Nicht weit vom Dom liegen die Ruinen der Kaiserthermen, der jüngsten von Triers römischen Badeanlagen. Sie wurden zu Anfang des 4. Jahrhunderts begonnen und gehörten damals zu den größten Badeanlagen des römischen Reiches. Das ankommende kalte Wasser wurde in insgesamt sechs Kesselräumen aufgeheizt, von denen noch vier sichtbar sind. Etwa 500 m von den Kaiserthermen entfernt erstreckt sich das Amphitheater. Es fasste damals etwa 20.000 Zuschauer, Trier war zur Römerzeit eine reiche Stadt.

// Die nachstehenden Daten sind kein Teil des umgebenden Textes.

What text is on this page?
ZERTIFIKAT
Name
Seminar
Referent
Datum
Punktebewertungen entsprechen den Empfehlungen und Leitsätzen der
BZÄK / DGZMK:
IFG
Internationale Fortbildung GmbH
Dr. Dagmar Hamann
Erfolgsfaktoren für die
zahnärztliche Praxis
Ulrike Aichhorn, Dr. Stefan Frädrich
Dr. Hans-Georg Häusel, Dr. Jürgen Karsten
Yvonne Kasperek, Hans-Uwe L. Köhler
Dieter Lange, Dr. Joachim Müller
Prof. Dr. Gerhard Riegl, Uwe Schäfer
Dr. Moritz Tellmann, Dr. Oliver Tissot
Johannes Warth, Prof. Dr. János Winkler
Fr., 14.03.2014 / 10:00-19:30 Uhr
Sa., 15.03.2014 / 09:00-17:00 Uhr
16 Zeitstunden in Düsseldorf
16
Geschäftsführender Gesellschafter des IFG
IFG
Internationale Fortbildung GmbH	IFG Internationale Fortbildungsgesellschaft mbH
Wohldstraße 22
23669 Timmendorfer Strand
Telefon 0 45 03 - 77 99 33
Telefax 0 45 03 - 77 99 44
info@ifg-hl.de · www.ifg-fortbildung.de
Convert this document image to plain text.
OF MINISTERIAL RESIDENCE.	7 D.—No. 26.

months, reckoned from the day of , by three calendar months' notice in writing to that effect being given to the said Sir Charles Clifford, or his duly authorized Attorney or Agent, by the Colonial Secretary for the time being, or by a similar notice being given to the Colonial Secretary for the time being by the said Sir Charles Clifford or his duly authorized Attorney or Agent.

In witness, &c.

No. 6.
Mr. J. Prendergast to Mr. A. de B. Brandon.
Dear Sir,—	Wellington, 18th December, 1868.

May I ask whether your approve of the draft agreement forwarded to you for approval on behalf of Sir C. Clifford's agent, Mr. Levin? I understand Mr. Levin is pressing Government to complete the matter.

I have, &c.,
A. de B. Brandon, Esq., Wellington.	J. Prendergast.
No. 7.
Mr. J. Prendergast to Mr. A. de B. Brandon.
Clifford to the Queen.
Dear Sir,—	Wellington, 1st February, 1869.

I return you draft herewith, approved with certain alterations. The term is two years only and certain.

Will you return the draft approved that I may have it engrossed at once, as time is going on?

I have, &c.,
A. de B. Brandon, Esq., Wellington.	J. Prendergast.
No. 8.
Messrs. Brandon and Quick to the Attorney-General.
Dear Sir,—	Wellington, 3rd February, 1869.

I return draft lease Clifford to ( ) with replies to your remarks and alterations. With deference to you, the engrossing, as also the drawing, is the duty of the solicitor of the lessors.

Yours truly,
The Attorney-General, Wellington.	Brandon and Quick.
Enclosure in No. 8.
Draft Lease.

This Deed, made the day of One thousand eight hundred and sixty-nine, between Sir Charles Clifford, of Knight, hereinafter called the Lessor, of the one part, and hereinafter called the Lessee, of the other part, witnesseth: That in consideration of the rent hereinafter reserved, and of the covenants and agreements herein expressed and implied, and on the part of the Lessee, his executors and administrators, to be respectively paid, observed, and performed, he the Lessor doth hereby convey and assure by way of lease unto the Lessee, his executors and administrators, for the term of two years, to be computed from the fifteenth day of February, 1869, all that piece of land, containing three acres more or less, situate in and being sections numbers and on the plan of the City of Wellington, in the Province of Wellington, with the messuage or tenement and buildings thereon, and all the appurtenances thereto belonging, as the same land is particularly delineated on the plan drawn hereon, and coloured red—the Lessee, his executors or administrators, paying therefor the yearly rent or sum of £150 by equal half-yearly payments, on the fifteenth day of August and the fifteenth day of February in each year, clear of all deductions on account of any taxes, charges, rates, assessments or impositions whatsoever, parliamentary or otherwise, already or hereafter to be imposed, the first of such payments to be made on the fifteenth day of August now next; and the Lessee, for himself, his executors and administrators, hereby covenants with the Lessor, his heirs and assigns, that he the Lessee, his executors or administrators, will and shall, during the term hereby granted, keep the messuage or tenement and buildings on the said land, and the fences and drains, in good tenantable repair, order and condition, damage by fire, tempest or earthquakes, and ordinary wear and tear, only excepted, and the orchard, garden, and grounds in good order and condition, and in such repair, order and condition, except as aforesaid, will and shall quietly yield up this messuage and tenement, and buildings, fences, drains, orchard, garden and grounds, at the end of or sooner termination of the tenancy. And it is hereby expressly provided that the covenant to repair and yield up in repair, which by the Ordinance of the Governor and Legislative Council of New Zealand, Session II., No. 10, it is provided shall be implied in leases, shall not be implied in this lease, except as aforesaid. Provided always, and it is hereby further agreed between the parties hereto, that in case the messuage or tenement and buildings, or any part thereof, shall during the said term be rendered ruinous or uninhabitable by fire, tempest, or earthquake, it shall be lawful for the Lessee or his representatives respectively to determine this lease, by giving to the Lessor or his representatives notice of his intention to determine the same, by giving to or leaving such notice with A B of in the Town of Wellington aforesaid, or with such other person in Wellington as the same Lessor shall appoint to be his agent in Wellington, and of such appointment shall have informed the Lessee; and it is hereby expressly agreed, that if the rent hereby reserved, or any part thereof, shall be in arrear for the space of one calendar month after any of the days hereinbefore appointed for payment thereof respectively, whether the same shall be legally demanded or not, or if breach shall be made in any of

In der zweiten Hälfte des 2. Jhds n.Chr. gebaut, wurde es schnell ein Teil des Alltags vieler Bürger. Der Kaiser bot den Bürgern hier ‚Brot und Spiele‘, um die Menschenmenge bei zufrieden zu halten und Aufstände zu ersticken. Getreide wurde günstig oder kostenlos an die unteren Schichten verteilt, der Eintritt zu den Zikrusspielen war gratis. Darunter fielen Tierhetzen (venationes) und Gladiatorenkämpfe entschieden über Leben und Tod. Ebenso fanden Hinrichtungen statt und wurden wichtige Ankündigungen ausgerufen. Das Amphitheater wurde bis Anfang des 5. Jahrhunderts genutzt. Im Mittelalter wurde es wie die Thermenanlagen als Steinbruch und Lieferant für Baumaterial genutzt. Seit 1997 gibt es in Trier zum Gedenken daran, die jährlich stattfindenden Römerspiele mit realistischen Inszenierungen im alten Amphitheater. Noch heute bezeichnet die Aussage ‚Brot und Spiele‘ eine Regierungsweise, bei dem das Volk mittels Geschenken und Veranstaltungen von politischen oder wirtschaftlichen Problemen abgelenkt wird. Im Grunde kann man das aber nur mit einer gleichgültigen, emotionslosen Gesellschaft durchführen. Deren eigenes Interesse an seichter Unterhaltung die Menschen in eine selbstverschuldete Unmündigkeit manövriert. Dschungelcamp und der Bachelor machen es möglich!